Over the course of many years my wife, Jean, and I have crossed the Atlantic five times to destinations in Europe where I amassed thousands of images, and yet not one of them has found its way onto my website, that is until our recent trip to Israel which resulted in "The Holy Land" portfolio. But Israel which is situated on the eastern Mediterranean is really Middle East, not what we usually think of as Europe. While processing my Israel images I got to thinking that I should revisit the Europe images and apply my evolving vision to some of those photos. This was probably stimulated too by two projects completed in San Francisco and San Diego in 2013 that piqued an interest in urbanscapes, architectural and street photography; my European images fed right into that genre. The result is the work in process "Visions of Europe".
Visit any country in Europe and I guarantee one is going to find all the photo ops he can handle. From architecture, landscapes, people pictures, it's all there. The problem is that none of these trips were solely dedicated to photography and often I was without the gear I usually rely upon to create my best work. Three of these trips were on tours where I had limited time and had to work very quickly. The other two provided more discretion of subject matter but I was hampered by limited gear. So I've often considered the European images as "travel" photos and haven't done much with them. But now with more post production options available I can do more with these images than previously. Therefore, I've gone back to take another look. I'm finding that I do indeed have the raw material to create interesting images that will populate "Visions of Europe". It promises to be a large body of work.

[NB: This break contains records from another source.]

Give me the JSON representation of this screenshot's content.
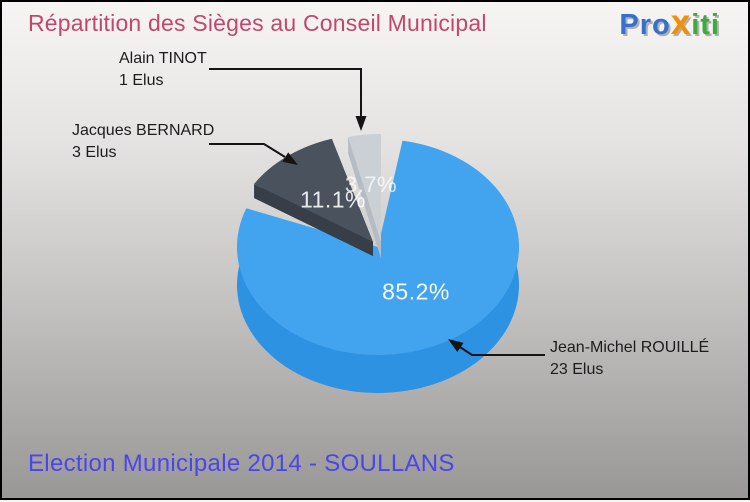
{
  "header": {
    "title": "Répartition des Sièges au Conseil Municipal",
    "title_color": "#c4476b",
    "logo": {
      "part_pro": "Pro",
      "part_x": "x",
      "part_iti": "iti",
      "pro_color": "#3470ce",
      "x_color": "#f19000",
      "iti_color": "#3ea93c"
    }
  },
  "footer": {
    "text": "Election Municipale 2014 - SOULLANS",
    "color": "#4c44ec"
  },
  "chart_data": {
    "type": "pie",
    "style": "3d-exploded",
    "title": "Répartition des Sièges au Conseil Municipal",
    "subtitle": "Election Municipale 2014 - SOULLANS",
    "unit": "Elus",
    "total_seats": 27,
    "legend_position": "callouts",
    "slices": [
      {
        "label": "Jean-Michel ROUILLÉ",
        "value": 23,
        "pct": "85.2%",
        "elus_text": "23 Elus",
        "color": "#42a3ef",
        "side_color": "#2e92e2"
      },
      {
        "label": "Jacques BERNARD",
        "value": 3,
        "pct": "11.1%",
        "elus_text": "3 Elus",
        "color": "#4a525d",
        "side_color": "#30363f"
      },
      {
        "label": "Alain TINOT",
        "value": 1,
        "pct": "3.7%",
        "elus_text": "1 Elus",
        "color": "#cbd0d5",
        "side_color": "#a9b0b8"
      }
    ]
  },
  "callout_line_color": "#141414"
}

Revisiting these images has been almost as exciting as when I first viewed them...sometimes years ago. The difference is that now I have a more developed vision of what I think they should look like and more tools at my disposal to make them look the way they do. I have always been inspired by the paintings of the Renaissance era with the aged and cracked paint. That kind of became the basis for my vision of Europe, particularly the architecture, old, warm tones, cracked paint and plaster, etc. This will be noticed in many of my images where I use textures, a variety of warm toned filters, high contrast techniques, and saturated colors to create an old, worn look. Do these images replicate what I actually saw? No, not necessarily, but I've already addressed that issue elsewhere and will not address that again. But, it is true that Europe is old and the architecture has a worn look. From the Baroque, to Romanesque, to Gothic, to modernistic...and everything in between Europe has ample examples to satisfy anyone.
With this blog I am posting the first group of images from Austria, the Czech Republic, and Hungary. More will follow soon, however, this will necessarily be a long term project as the type of editing I am doing takes considerable time.